Załamała ręce staruszka.
— Lecz powiedz mi, powiedz — dodała — zkąd w rodzinie poczciwéj wyrodek taki? jak otoczony miłością mógł się stać potworą? płacić za dobrodziejstwa najczarniejszą niewdzięcznością i szukać dróg piekielnych dla wydźwignienia się z nędzy, gdy mógł, poczciwie pracując, z niéj się otrząsnąć?
— To wszystko — zawołał Piotr — jest dla mnie straszliwą, niezbadaną tajemnicą. Bóg jeden wié, kto weń tchnął tego ducha, Bóg jeden téż pomódz mi może do wyjścia z tego położenia tak, bym broniąc moich i karząc przestępcę, nie splamił imienia, które jest najdroższą po przodkach spuścizną.

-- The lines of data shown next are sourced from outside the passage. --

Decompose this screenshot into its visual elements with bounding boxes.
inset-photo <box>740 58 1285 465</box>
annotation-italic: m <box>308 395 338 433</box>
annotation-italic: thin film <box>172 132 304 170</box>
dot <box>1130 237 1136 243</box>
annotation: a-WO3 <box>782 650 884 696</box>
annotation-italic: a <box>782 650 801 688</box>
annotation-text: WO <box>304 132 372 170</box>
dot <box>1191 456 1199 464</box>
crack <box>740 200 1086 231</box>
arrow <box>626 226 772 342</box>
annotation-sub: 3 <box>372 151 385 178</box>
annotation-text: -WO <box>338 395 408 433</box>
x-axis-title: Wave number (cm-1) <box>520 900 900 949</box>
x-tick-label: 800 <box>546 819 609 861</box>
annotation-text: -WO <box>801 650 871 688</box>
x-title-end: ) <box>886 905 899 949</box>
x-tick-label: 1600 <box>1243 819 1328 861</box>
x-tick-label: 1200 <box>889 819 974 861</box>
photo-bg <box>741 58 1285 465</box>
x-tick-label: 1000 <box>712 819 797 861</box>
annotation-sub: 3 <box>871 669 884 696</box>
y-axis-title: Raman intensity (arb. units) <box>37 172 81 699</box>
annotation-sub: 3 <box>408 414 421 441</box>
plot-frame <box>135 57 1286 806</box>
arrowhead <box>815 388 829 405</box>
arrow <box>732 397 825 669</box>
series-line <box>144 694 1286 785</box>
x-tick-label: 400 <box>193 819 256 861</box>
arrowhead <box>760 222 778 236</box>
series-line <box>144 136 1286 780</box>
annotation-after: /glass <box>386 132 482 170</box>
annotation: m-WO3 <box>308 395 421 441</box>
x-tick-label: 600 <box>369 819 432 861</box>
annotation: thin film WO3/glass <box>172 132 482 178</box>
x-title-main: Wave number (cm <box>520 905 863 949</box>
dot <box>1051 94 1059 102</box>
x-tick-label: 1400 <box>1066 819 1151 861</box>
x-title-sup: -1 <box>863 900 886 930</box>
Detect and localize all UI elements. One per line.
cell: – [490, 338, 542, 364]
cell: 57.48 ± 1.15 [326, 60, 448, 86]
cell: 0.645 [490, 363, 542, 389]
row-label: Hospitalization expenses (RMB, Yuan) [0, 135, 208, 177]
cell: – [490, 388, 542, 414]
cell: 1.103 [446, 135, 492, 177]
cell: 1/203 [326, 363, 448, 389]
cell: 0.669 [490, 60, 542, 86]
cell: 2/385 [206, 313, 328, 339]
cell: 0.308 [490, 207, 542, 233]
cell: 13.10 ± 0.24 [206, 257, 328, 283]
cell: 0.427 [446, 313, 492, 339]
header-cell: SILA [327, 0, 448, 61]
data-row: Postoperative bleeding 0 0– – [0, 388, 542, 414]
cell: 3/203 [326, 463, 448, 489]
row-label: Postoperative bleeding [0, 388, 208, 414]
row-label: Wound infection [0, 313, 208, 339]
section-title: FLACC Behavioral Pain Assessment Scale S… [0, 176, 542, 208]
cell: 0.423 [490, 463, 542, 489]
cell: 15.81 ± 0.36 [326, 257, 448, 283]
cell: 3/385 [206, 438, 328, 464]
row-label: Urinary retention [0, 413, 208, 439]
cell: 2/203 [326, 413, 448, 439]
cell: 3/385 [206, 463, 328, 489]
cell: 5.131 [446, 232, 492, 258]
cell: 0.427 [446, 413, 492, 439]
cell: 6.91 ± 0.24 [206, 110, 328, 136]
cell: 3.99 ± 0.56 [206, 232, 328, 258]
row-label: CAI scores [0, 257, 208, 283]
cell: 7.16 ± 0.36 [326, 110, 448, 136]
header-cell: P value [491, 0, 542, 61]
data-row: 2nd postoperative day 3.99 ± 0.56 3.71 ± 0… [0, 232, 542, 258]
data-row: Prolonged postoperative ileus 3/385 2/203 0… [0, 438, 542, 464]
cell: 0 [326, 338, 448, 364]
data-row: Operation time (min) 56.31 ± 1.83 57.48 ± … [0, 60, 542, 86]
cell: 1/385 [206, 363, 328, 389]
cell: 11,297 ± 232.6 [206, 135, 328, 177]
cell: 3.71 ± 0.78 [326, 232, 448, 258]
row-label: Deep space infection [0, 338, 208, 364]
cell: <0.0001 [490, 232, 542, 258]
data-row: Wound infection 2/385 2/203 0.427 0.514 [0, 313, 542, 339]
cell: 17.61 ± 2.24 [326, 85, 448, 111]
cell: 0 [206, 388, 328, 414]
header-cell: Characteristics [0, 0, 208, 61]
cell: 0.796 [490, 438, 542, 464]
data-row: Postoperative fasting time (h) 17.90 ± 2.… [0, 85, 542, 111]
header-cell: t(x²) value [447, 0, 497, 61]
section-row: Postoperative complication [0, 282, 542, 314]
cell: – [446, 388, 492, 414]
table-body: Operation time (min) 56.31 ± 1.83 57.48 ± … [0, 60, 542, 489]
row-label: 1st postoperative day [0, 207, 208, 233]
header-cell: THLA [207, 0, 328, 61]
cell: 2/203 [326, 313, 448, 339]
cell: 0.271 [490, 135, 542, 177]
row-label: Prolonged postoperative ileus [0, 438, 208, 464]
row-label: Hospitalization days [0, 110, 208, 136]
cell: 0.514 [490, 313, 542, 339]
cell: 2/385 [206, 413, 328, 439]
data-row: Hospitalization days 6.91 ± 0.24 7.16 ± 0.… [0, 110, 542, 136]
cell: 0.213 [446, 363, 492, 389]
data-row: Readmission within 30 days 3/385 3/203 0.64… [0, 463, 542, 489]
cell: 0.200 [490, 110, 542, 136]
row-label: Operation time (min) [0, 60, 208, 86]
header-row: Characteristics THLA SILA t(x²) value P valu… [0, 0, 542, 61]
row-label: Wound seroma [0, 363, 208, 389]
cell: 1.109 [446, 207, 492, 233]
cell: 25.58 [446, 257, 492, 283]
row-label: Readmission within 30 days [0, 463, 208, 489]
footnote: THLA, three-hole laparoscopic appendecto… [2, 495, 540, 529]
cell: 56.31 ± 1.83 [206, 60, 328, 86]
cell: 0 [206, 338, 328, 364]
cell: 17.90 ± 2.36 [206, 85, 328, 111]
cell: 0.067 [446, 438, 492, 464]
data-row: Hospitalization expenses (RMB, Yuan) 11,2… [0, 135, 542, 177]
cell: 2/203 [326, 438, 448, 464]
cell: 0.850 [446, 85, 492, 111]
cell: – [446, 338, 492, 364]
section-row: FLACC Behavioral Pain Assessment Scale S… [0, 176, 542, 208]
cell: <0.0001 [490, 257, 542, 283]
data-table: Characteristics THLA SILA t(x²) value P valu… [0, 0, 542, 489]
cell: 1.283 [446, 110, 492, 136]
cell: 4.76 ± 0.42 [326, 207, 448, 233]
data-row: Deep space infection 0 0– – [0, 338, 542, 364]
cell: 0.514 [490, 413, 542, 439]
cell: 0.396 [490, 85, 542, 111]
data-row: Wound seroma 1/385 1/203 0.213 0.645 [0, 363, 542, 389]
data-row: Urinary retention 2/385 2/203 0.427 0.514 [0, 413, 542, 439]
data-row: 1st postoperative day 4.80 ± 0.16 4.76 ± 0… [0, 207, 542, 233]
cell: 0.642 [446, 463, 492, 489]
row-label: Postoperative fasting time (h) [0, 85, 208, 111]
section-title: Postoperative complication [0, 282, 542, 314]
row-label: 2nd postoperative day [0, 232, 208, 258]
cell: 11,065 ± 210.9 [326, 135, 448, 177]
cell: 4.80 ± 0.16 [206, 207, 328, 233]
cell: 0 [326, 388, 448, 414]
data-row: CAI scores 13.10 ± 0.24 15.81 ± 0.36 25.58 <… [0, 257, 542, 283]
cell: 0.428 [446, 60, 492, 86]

— Przyznam ci się — rzekła, zniżając głos i starając się go uczynić łagodnym dla ułagodzenia Piotra, wojewodzina — że od wczoraj łamię sobie głowę i naprzykrzam się Panu Bogu modlitwą, prosząc go o radę, co tu począć?
Piotr załamał ręce i wstał, nie mogąc już usiedziéć, a miotając się po pokoju, mówił głosem przerywanym:
— Co przez moją nieszczęśliwą głowę przeszło, nie zliczę. Gdybym się nie lękał zohydzić własnego rodu, gdyby to był człowiek obcy, poszedłbym, stanął ze świadkami przed sądem i pociągnąłbym go jako zbójcę na szubienicę. Lecz i tu — gdzież świadkowie, którychbym mógł postawić? Byliśmy sami otoczeni ludźmi jego obozu i wyboru. Jam pozbawiony przyjaciół, on ich ma podostatkiem w Dreznie i Warszawie, gotowi mi samozwaństwo zarzucić!
— To być nie może — zawołała gwałtownie wojewodzina — ja, żona, tylu innych ludzi, zeznają przecie.
— Ale ja sprawy téj rozgłaszać nie mogę, nie chcę, nie powinienem, nie będę — odparł Piotr. — Najprostsza rzecz byłaby pójść i ukarać mordercę śmiercią, lecz... rąk moich kalać krwią... nie mogę!.,. Zmusić go postrachem do ucieczki? Zawsze się rzecz rozgłosi. A! pani — dodał Piotr — głowę tracę.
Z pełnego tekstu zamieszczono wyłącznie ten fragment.